Der Adler wetzte nur seinen Schnabel an einem Stein, strich seine Federn glatt und nahm keine Notiz.
Bald kam ein anderer Vogel herangeflogen. »Der Fürst der Adler bittet Euch, die Gefangenen zur großen Felsplatte zu bringen«, schrie er und strich wieder ab. Der schweigsame Vogel nahm Dori sogleich in seine Klauen, flog fort mit ihm in die Nacht und ließ Bilbo allein.
Der Hobbit hatte kaum noch Kraft, darüber nachzudenken, was der Bote mit den Gefangenen gemeint hatte. Und als er sich gerade vorstellte, wie er, einem Kaninchen gleich, zum Nachtmahl zerrissen wurde, kam auch die Reihe an ihn.
Der Adler kehrte zurück, griff mit seinen Klauen von hinten Bilbos Jacke und schwang sich in die Luft.

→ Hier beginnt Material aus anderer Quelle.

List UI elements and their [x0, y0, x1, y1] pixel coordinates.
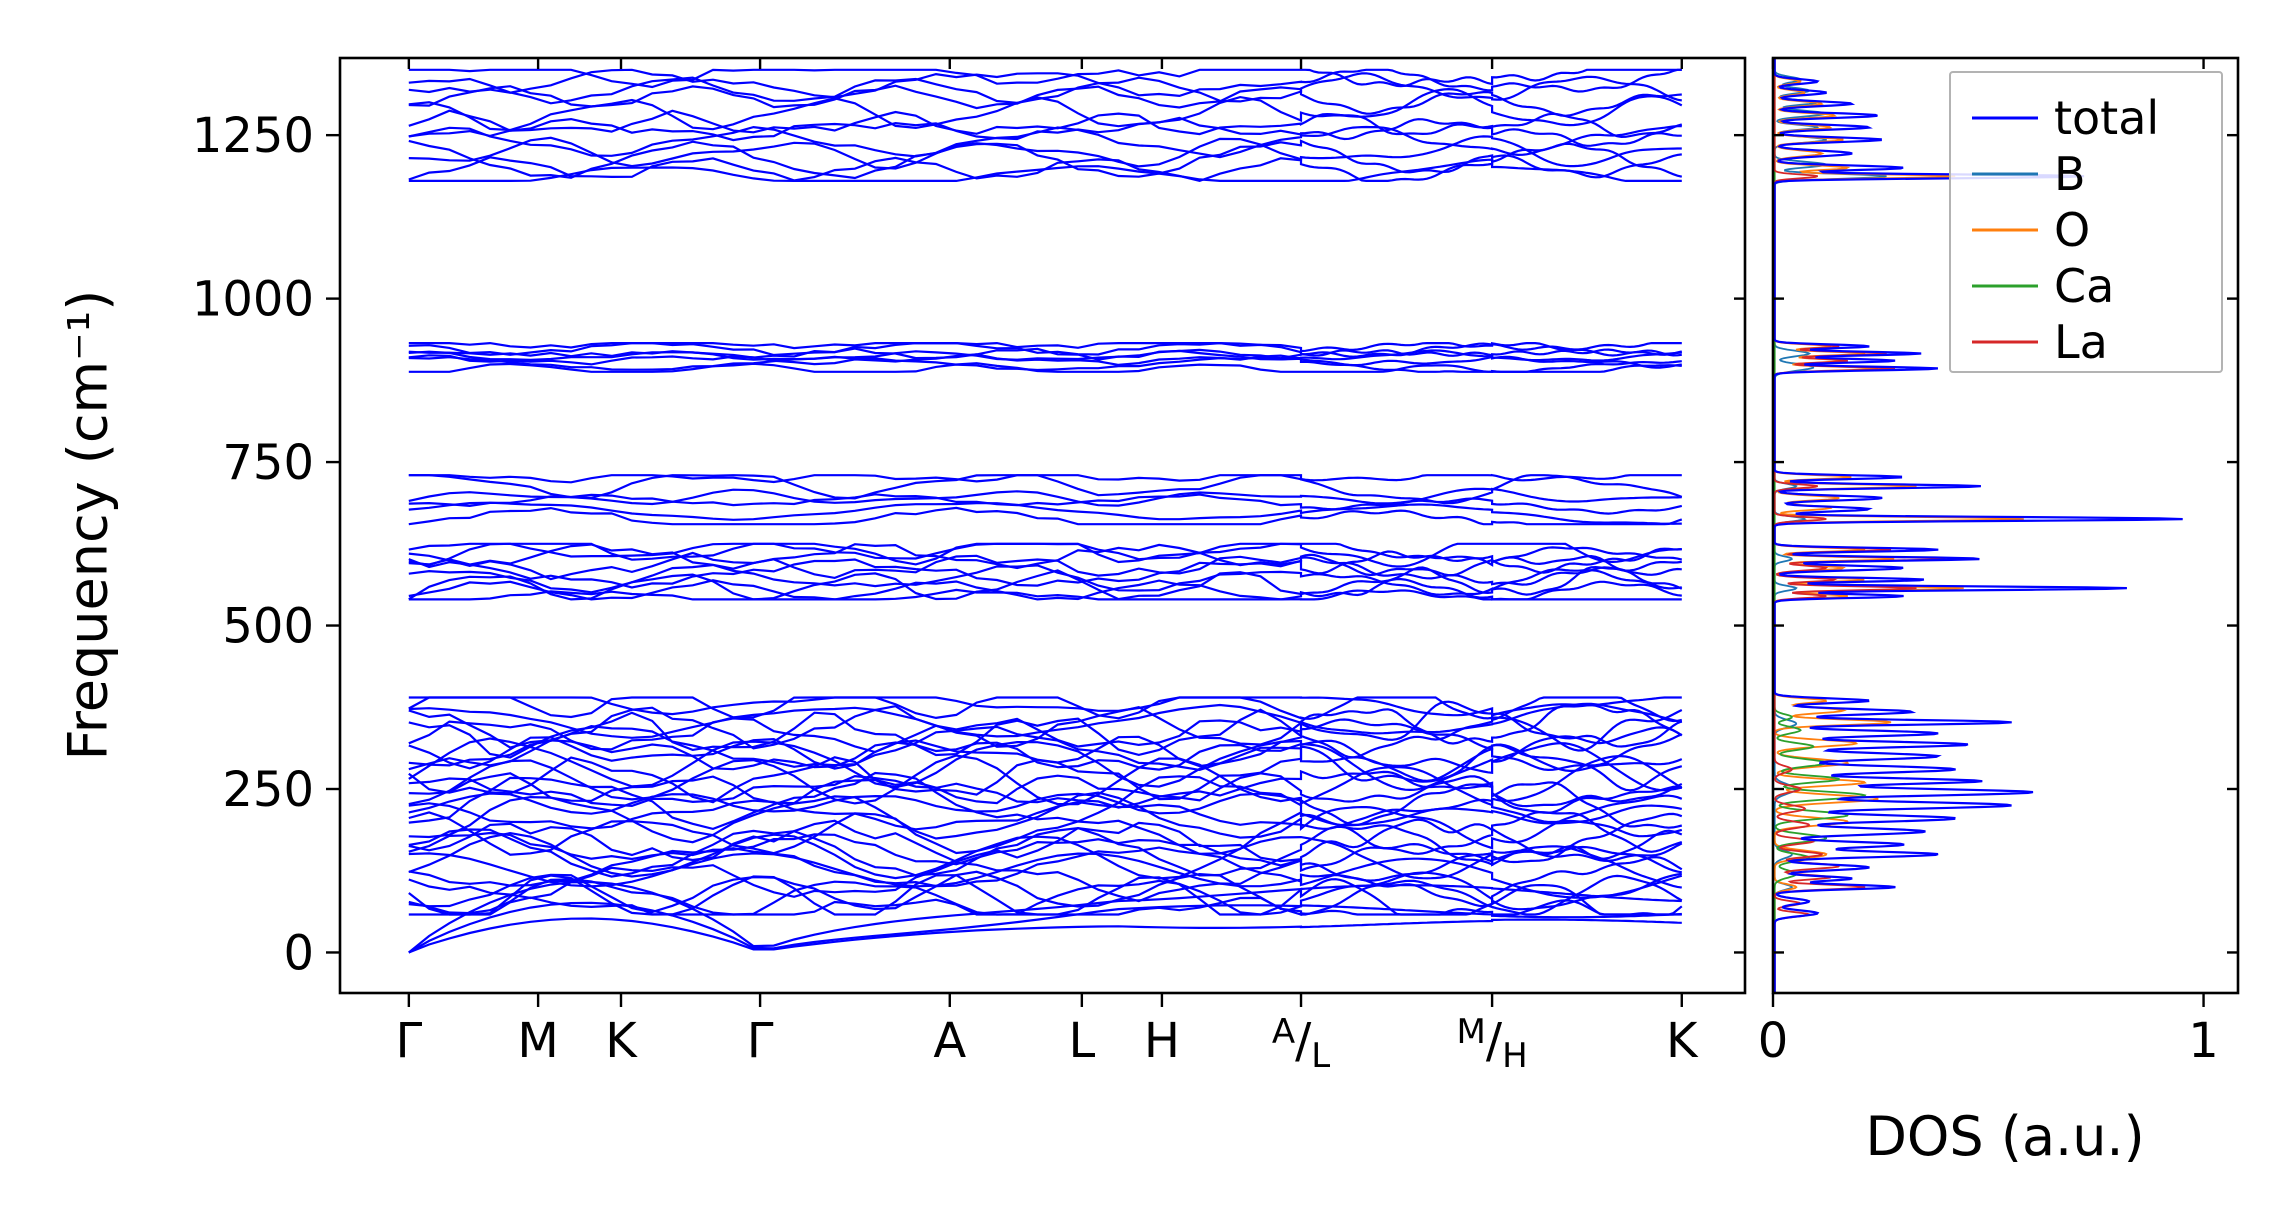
dos-panel-frame	[1771, 56, 2240, 995]
band-lines	[408, 68, 1683, 954]
tick-label: K	[1666, 1013, 1699, 1069]
tick-label: Γ	[395, 1013, 422, 1069]
tick-label: K	[605, 1013, 638, 1069]
tick-label: L	[1068, 1013, 1095, 1069]
tick-label: 1000	[192, 272, 314, 328]
dos-series-total	[1773, 58, 2183, 993]
tick-label: M	[517, 1013, 558, 1069]
legend-label-total: total	[2054, 91, 2159, 145]
tick-label-split: A/L	[1272, 1012, 1330, 1076]
legend-box	[1949, 71, 2223, 373]
tick-label: 1	[2188, 1013, 2219, 1069]
tick-label: Γ	[747, 1013, 774, 1069]
dos-curves	[1773, 58, 2183, 993]
tick-label: 750	[222, 435, 314, 491]
tick-label: 250	[222, 762, 314, 818]
tick-label: 500	[222, 599, 314, 655]
dos-axis-label: DOS (a.u.)	[1865, 1105, 2145, 1168]
legend-label-B: B	[2054, 147, 2086, 201]
tick-label: H	[1144, 1013, 1180, 1069]
tick-label: A	[933, 1013, 966, 1069]
legend-label-O: O	[2054, 203, 2090, 257]
tick-label: 1250	[192, 108, 314, 164]
legend-label-Ca: Ca	[2054, 259, 2114, 313]
legend-label-La: La	[2054, 315, 2108, 369]
tick-label: 0	[283, 925, 314, 981]
tick-label-split: M/H	[1457, 1012, 1528, 1076]
band-panel-frame	[338, 56, 1747, 995]
tick-label: 0	[1758, 1013, 1789, 1069]
frequency-axis-label: Frequency (cm⁻¹)	[56, 289, 120, 761]
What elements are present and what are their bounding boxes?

Diesmal flog er nur einen kurzen Weg. Bilbo, zitternd vor Angst, wurde auf einer breiten Felsplatte an einer Gebirgswand niedergelegt. Hier herauf führte kein Weg, es sei denn, man konnte fliegen. Und einen Weg hinab gab es auch nicht, es sei denn, man sprang über einen Abgrund. Bilbo fand all die anderen mit dem Rücken zur Bergwand sitzen. Der Fürst der Adler war ebenfalls da und sprach mit Gandalf.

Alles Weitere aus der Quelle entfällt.